Why Do Some People Develop Serious COVID-19 Disease After Infection, While Others Only Exhibit Mild Symptoms?

The year 2020 was a landmark year of a once-in-a-century pandemic of a novel coronavirus, SARS-CoV-2 virus, that led to a rapidly spreading coronavirus disease (COVID-19). The spectrum of disease with SARS-CoV-2 ranges from asymptomatic to mild upper respiratory illness, to moderate to severe disease with respiratory compromise to acute respiratory distress syndrome, multiorgan failure, and death. Early in the pandemic, risk factors were recognized that contributed to more severe disease, but it became evident that individuals and even young people could have severe COVID-19. As we started to understand the immunobiology of COVID-19, it became clearer that the immune responses to SARS-CoV-2 were variable, and in some cases, the excessive inflammatory response contributed to greater morbidity and mortality. In this review, we will explore some of the additional risk factors that appear to contribute to disease severity and enhance our understanding of why some individuals experience more severe COVID-19. Recent advances in genome-wide associations have identified potential candidate genes in certain populations that may modify the host immune responses leading to dysregulated host immunity.

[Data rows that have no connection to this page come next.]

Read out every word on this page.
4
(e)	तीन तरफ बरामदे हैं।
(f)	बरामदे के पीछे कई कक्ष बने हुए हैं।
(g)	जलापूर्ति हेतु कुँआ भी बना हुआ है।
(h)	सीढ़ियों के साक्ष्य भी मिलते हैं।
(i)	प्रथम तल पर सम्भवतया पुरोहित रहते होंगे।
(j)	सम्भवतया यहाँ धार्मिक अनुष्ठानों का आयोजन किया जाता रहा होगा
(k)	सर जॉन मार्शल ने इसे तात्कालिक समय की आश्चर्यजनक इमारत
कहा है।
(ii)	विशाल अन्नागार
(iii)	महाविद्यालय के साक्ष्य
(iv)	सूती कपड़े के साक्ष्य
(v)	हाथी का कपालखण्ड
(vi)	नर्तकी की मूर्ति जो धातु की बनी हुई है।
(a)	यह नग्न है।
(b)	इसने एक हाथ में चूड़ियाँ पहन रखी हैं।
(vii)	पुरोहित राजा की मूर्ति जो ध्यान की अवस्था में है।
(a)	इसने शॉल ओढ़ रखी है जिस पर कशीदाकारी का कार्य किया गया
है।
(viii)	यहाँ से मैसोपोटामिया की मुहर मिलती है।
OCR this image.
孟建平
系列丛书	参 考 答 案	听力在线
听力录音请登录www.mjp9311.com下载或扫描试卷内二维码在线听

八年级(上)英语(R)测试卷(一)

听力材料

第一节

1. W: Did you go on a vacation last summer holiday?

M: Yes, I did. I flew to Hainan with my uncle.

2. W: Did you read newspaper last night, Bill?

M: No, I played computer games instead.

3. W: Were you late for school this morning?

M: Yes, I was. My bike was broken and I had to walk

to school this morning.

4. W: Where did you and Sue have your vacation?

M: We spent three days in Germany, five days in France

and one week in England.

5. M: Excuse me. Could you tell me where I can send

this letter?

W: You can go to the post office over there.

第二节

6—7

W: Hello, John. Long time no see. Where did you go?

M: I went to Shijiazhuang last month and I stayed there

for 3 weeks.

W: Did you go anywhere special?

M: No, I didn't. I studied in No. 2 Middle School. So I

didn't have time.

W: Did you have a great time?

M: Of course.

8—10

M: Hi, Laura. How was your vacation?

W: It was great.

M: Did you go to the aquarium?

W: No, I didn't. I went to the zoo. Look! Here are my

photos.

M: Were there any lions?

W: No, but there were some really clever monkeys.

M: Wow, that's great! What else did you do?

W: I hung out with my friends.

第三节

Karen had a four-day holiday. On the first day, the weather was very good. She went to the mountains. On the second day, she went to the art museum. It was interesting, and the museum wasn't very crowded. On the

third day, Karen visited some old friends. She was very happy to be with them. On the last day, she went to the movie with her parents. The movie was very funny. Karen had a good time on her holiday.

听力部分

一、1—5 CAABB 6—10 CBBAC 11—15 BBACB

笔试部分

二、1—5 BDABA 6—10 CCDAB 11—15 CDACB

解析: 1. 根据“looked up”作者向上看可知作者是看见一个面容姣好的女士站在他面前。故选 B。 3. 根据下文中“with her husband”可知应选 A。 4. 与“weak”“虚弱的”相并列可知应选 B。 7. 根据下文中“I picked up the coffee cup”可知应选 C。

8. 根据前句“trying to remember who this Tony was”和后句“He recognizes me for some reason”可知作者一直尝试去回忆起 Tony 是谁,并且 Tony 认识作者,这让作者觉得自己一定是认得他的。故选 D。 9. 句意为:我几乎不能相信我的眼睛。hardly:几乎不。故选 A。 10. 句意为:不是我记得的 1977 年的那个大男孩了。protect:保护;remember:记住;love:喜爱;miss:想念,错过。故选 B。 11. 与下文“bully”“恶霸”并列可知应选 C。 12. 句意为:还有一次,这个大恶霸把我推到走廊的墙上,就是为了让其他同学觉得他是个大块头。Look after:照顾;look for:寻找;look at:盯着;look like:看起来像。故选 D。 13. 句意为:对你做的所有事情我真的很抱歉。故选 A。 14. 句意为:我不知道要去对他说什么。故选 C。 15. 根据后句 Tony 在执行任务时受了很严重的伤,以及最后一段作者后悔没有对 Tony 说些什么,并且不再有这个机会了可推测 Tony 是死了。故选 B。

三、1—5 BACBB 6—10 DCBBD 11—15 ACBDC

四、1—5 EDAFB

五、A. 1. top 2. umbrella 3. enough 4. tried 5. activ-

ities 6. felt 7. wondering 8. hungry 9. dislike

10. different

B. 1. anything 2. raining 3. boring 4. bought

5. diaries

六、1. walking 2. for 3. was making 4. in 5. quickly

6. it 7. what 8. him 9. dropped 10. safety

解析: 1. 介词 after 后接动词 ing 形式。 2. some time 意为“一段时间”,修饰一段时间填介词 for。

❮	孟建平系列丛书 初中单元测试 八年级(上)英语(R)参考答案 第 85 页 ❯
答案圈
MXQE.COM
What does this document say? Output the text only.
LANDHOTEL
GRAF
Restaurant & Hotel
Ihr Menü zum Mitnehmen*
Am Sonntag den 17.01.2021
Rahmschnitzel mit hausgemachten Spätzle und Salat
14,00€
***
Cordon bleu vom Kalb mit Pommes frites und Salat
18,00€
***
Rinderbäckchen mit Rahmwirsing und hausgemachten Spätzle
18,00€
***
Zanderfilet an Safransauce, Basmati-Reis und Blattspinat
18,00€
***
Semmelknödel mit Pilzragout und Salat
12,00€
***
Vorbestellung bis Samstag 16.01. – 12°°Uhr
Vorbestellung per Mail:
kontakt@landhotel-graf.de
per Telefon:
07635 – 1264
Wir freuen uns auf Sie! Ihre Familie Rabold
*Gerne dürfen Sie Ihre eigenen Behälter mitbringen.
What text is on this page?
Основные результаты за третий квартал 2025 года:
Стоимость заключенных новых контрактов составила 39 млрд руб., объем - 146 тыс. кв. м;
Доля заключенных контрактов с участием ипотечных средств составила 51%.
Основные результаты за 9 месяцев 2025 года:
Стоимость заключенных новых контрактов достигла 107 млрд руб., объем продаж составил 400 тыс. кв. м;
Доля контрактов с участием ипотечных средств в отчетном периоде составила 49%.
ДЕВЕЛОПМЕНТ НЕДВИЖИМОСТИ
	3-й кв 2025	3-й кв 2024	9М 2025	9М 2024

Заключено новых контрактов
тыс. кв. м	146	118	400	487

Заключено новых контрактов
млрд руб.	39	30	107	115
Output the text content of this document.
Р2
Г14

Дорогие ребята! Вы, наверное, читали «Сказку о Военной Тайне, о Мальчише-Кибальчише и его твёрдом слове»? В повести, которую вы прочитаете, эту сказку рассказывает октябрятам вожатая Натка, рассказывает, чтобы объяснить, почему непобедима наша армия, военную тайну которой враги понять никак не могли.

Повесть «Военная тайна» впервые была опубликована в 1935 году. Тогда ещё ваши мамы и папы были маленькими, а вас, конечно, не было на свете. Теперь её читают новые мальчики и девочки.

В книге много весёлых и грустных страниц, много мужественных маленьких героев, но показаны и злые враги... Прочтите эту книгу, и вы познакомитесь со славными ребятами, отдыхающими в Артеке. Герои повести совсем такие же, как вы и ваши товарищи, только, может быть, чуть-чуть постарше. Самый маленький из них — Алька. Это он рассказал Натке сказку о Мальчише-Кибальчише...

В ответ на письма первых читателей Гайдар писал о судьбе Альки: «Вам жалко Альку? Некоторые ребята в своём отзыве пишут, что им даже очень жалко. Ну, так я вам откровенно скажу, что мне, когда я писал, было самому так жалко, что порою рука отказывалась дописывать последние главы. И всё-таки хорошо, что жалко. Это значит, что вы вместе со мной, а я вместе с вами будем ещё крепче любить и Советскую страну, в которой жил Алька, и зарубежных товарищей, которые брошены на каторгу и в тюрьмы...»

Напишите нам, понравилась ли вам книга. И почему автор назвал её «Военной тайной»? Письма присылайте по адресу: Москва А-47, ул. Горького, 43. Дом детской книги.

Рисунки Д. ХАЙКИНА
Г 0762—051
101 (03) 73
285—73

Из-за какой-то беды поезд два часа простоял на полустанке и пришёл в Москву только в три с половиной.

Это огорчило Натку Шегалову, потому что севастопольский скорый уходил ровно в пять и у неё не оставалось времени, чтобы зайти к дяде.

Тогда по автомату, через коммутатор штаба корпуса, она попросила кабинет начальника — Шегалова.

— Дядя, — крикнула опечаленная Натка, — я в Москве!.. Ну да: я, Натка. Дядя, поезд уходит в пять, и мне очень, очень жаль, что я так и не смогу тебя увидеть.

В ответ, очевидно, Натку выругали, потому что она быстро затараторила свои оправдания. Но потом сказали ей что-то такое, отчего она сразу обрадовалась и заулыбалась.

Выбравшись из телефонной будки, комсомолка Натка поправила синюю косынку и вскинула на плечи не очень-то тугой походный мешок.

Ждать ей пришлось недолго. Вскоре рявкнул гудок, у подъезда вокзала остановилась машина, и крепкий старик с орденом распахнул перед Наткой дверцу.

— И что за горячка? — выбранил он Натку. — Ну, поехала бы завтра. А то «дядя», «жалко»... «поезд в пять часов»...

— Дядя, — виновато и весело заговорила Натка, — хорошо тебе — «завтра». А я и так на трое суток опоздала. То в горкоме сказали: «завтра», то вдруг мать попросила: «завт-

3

Genetic defects of the type I interferon pathway are also linked to a more clinically severe phenotype of COVID-19. Finally, dysregulation of the adaptive immune system may also play a role in the severity and complex clinical course of patients with COVID-19. A better understanding of the host immune responses to SARS-CoV-2 will hopefully lead to new treatment modalities to prevent the poor outcomes of COVID-19 in those individuals with pre-existing risk factors or genetic variants that contribute to the dysregulated host immune responses.